Epileptic seizures and malaria in Kenyan children.
Waruiru CM., Newton CR., Forster D., New L., Winstanley P., Mwangi I., Marsh V., Winstanley M., Snow RW., Marsh K.
Between October 1990 and November 1991 data were collected on the frequency, causes, and nature of epileptic seizures in children admitted to the paediatric ward at Kilifi District Hospital, Kenya, from a defined study area. During this period, 1324 children were studied, of whom 15.8% had seizures as part of their illness. Malaria was by far the commonest cause of seizures, accounting for 69.0%; no other single condition caused more than 4.4%. The proportion of respiratory infections complicated by seizures was 4.0% compared to 31.3% for malaria. Only 25% of malaria-related epileptic seizures were associated with cerebral malaria; the remainder were associated with otherwise uncomplicated malaria and, in this group, 84% had complex seizures, with 47% being partial and over 70% repetitive.

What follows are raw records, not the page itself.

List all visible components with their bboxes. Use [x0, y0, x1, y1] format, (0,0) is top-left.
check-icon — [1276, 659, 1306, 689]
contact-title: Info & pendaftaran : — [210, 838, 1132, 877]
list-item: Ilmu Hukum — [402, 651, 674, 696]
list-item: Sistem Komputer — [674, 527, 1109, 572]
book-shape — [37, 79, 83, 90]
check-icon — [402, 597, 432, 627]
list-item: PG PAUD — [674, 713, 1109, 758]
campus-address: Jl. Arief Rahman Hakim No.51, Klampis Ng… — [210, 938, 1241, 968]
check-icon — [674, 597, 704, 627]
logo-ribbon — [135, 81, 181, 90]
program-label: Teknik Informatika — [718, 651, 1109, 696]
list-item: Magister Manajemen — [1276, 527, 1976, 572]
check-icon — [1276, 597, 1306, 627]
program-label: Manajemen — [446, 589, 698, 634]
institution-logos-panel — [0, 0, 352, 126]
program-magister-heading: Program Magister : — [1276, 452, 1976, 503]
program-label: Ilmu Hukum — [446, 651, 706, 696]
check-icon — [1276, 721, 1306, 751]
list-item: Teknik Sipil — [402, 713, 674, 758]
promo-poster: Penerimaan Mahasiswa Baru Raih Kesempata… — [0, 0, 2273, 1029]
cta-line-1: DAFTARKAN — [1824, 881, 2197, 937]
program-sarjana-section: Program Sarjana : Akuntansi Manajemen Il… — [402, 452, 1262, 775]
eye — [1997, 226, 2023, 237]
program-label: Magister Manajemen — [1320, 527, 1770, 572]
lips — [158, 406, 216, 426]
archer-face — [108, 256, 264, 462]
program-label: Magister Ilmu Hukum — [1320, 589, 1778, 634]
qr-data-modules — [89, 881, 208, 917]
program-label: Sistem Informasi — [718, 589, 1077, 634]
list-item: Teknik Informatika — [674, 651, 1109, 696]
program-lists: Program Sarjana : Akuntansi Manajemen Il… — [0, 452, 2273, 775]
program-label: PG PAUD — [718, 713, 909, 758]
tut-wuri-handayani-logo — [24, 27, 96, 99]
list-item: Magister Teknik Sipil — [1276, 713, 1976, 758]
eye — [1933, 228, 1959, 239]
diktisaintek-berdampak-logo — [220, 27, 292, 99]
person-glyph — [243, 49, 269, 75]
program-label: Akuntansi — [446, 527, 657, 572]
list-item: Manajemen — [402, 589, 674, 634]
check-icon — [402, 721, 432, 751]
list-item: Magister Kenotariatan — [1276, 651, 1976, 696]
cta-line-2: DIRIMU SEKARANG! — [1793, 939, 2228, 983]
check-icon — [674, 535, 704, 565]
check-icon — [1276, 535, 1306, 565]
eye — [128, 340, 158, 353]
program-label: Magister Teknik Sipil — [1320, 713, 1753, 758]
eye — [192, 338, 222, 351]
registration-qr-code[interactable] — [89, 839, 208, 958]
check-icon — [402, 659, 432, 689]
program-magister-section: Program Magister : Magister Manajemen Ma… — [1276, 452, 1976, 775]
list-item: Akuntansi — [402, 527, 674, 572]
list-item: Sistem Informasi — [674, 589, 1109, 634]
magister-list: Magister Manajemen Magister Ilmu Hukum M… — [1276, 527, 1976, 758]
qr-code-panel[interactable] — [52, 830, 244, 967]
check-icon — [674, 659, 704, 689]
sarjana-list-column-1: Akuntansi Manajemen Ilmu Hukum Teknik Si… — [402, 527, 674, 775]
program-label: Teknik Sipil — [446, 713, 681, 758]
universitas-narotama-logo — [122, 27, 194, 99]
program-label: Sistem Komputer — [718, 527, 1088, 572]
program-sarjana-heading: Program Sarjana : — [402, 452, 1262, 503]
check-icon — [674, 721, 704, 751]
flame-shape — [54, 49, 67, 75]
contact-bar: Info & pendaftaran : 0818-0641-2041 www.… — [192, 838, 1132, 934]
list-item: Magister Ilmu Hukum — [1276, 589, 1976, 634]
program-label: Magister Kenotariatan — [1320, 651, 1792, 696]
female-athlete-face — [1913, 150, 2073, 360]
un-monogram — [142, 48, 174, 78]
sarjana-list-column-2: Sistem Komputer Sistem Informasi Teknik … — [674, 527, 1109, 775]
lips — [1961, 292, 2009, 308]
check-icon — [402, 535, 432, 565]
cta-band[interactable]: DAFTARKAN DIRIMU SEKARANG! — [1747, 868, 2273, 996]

There was no relationship with fever, with 54% of observed seizures occurring at rectal temperatures below 38 degrees C. The minimum community incidence of complex seizures in association with non-cerebral malaria was 5.8 per 1000 per year. Complex epileptic seizures in association with otherwise uncomplicated malaria are common and may be a significant cause of longer term morbidity in malaria endemic areas.